Another mystery plant: Galium mollugo (False Baby's Breath)

I love a good plant mystery and we're experiencing numerous ones here in Quebec (USDA Zone 4),  from native plants to horticultural ones.  We've been living in Zones 7 & 8 (in their current guise) for over 3 decades now, with excursions to places colder than that, too, of course, but we're running into many unfamiliar plants.

A feathery-flowered plant is now an abundant part of the roadside meadow mix here, as we noticed coming back from an excursion this afternoon.  Its identity certainly wasn't obvious from highway botanizing speeds.

Looking at it more closely after we returned home and my gardening companion collected a specimen, we knew it was a Galium, but which one?

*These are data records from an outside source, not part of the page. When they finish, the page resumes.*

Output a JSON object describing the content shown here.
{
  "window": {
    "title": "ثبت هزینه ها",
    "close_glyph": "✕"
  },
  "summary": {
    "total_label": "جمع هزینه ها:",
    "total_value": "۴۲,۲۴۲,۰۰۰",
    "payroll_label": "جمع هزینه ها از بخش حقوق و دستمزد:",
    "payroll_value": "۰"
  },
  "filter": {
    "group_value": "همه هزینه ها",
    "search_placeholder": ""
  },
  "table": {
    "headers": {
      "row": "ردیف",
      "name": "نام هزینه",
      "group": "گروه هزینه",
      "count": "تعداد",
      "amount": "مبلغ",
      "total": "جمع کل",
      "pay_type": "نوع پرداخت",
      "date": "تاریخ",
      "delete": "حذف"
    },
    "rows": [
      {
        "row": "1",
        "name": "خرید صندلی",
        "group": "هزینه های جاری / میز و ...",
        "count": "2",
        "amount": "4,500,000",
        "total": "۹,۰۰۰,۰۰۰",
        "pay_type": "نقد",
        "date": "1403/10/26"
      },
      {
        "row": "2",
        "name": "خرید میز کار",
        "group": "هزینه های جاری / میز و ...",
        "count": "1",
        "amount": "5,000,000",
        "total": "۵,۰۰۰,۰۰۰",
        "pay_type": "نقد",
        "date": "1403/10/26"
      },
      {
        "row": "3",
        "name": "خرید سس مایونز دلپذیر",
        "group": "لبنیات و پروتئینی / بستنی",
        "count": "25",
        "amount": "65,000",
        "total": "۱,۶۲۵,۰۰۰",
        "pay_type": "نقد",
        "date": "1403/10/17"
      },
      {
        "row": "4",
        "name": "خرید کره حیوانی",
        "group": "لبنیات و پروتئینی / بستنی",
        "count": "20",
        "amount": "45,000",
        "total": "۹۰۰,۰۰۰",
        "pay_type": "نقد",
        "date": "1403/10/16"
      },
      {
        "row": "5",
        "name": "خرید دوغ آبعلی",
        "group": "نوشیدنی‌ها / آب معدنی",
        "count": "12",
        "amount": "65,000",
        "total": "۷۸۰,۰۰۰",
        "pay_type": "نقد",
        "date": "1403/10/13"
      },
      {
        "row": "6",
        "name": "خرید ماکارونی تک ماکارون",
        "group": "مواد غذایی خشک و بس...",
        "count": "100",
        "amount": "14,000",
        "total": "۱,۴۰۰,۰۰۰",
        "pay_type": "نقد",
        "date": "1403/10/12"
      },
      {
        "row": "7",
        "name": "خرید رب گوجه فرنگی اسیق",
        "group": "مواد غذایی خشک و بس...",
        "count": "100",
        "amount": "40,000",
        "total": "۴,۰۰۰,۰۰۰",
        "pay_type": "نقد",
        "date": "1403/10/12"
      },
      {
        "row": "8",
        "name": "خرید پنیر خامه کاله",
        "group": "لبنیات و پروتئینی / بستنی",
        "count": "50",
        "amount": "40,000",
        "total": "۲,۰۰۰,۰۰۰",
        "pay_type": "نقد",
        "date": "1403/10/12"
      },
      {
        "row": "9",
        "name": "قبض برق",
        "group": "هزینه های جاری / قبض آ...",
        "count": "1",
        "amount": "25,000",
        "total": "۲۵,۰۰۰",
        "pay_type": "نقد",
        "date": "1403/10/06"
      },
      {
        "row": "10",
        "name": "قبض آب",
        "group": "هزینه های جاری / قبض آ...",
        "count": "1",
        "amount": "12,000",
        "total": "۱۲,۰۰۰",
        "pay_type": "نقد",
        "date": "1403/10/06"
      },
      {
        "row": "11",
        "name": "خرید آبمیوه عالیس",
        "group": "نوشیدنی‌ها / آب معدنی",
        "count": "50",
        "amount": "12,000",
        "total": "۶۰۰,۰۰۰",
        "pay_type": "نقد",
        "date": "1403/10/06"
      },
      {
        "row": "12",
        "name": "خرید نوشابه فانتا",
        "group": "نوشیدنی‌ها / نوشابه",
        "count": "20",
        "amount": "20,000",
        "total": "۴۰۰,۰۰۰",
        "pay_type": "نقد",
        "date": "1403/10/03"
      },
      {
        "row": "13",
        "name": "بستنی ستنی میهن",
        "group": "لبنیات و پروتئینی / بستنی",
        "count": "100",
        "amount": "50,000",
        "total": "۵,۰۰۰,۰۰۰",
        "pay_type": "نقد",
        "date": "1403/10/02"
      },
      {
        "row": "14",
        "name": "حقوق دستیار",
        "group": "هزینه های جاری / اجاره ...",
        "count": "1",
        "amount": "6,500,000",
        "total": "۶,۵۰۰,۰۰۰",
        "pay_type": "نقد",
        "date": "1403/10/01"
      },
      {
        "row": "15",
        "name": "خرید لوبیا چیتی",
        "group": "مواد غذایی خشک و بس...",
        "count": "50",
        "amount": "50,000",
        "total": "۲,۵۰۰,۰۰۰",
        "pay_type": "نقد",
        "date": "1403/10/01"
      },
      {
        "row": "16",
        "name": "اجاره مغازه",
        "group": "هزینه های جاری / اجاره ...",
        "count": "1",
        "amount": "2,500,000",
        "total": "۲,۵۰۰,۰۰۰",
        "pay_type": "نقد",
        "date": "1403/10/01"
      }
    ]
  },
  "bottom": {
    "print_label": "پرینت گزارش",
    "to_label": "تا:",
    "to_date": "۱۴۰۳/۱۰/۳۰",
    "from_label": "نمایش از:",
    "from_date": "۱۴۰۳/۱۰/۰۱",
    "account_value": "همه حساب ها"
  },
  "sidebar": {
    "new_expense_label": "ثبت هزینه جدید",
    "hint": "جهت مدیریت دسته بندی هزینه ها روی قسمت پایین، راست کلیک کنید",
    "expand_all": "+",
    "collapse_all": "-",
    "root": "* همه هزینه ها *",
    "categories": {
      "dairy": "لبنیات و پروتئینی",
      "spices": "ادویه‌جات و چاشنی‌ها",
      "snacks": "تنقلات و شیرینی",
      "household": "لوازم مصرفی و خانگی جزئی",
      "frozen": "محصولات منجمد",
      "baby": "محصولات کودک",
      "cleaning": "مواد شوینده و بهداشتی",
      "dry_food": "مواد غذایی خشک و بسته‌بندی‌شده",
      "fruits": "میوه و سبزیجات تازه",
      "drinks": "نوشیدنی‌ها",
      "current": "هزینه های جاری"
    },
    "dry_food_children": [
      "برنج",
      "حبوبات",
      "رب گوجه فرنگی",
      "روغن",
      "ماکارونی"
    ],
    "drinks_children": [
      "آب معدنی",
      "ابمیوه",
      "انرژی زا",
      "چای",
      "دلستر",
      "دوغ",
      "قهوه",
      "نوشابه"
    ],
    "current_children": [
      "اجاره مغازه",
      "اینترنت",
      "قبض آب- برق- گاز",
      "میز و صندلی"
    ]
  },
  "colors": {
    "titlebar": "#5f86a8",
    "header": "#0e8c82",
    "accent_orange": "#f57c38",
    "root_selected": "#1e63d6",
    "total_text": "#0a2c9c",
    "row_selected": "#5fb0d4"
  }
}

Oddly, it was smooth, without the recurved spines that characterize all of the Galiums that I was familiar with - and the flowers were quite small, too.  So that helped narrow the field (in my Google search -- my field guides (both hard copy and online) weren't helpful.  So clues because of the lack of spines brought up a New Brunswick blogger's post about Galiums, where she mentioned the common one on roadsides there was this one.  Click!


It's Galium mollugo: False Baby's Breath, Smooth Bedstraw, or Hedge Bedstraw. Native to Europe and Northern Africa, it's hardy to Zone 3, and was introduced to North America as an ornamental.  It was present in Canada in the late 1800's. It's now common through the northeastern U.S, eastern Canada and beyond.